Elk jaar weer zien we dezelfde mensen met dezelfde kleedjes en dezelfde meuk. Een ware kringloop van oude stoffige troep. Recycling is nog nooit zo letterlijk te zien geweest als in Nederland op 30 april. Ik geef toe, gezin van Schagen heeft afgelopen jaren wat zaken aan de kringloop onttrokken; speelgoedjes, grammofoonplaten en een (bij nader inzien helemaal niet) lollig boekje, maar gelukkig zijn er ook weer spullen van hetzelfde inferieure niveau toegevoegd. Elk jaar opnieuw scharrelen mensen de inhoud van hun vliering bij elkaar, pakken hun kleedje en gaan in de zon zitten. Ze verkopen wat van de janboel, kopen een paar kleedjes verder van het verdiende geld iets terug en aan het eind van de dag pakken ze alles weer in. De resten verhuizen thuis naar de vliering, de nieuwe aanwinsten -na een week in de huiskamer- ook en volgend jaar begint alles weer van voren af aan.
Maar als het dan toch elk jaar dezelfde mensen zijn, waarom maken we er dan niet een echt leuk evenement van? Waarom geven we dan de Koningin niet eindelijk weer de hoofdrol die ze verdient? Ik stel me het zo voor:
Op de vroege ochtend van 29 april, haalt iedere inwoner van Nederland de vliering helemaal leeg. Alle spullen worden op een kleedje voor de deur neergelegd. In de loop van de dag veranderen alle straten, net als nu, in een bonte kermis van onzinnige artikelen. Maar, anders dan nu, we verkopen niets. Nee, we wachten in spanning tot Het Moment. In afwachting daarvan paraderen we wat langs de straat, kijken naar andermans rotzooi en verheugen ons alvast op het hoogtepunt morgen. Onszelf verheugend of verkeukelend (of misschien wel beiden) kruipen we die avond op tijd in bed. Als kinderen, de avond voor hun verjaardag, eerder dan anders. Want als je slaapt gaat de tijd snel en is het zo de volgende morgen.
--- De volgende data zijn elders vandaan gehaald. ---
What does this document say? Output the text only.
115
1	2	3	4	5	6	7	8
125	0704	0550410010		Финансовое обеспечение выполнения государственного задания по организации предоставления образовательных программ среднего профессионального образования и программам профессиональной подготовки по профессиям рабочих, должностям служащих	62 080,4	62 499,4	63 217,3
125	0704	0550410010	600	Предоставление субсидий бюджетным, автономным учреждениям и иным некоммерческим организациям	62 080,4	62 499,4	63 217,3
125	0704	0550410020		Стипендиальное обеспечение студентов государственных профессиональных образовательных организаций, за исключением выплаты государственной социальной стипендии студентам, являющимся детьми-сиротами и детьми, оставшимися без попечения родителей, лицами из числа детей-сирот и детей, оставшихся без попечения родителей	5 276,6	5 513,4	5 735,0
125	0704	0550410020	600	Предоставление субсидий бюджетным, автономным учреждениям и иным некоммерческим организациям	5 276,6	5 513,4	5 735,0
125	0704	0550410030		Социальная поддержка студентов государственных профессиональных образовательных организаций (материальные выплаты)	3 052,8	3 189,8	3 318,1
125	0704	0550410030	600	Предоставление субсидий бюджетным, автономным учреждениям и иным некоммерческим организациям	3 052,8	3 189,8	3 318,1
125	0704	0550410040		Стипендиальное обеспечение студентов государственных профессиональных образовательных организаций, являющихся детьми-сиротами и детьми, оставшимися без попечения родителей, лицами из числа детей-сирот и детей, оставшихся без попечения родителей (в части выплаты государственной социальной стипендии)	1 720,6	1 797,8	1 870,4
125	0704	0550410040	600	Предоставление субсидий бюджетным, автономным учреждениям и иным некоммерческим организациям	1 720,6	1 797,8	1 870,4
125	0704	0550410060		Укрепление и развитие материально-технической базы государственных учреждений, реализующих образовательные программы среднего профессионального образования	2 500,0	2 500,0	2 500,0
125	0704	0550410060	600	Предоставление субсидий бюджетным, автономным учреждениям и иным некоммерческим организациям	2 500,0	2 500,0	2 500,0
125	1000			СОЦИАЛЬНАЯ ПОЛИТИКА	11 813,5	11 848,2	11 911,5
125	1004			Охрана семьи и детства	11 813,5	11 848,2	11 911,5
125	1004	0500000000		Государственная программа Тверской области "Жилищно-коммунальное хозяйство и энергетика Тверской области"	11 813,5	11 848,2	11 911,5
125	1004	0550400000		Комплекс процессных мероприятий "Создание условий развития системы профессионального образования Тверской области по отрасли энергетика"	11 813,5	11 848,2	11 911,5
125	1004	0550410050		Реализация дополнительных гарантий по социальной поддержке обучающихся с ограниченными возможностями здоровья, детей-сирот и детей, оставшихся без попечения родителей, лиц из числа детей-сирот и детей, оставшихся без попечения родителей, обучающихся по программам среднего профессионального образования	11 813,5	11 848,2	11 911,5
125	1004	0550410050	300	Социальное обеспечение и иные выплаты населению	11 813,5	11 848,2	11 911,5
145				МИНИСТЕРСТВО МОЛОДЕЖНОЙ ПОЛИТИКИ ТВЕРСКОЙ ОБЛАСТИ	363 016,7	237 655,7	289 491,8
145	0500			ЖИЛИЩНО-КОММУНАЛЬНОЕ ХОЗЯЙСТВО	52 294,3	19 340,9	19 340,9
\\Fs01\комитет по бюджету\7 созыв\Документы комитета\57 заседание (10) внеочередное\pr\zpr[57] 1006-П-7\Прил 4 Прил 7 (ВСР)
Op 30 april, om twaalf uur ‘s middags, verschijnt de Koningin op televisie. Heel Nederland kijkt ademloos toe als ze eerst een toespraak houdt over de waarde van bezittingen (die er niet is, vertelt ze ons) en de noodzaak zorgvuldig met onze leefomgeving om te gaan. Ik hoor het haar al zeggen, met die mooie langgerekte klinkers en die geprononceerde n’en. Aan de beeldbuis gekluisterd zullen we zitten, de stilte zakt langzaam over het land, het is alsof het Nederlands elftal in de finale van een WK, na een gelijkspel, klaar staat voor die alles beslissende strafschop.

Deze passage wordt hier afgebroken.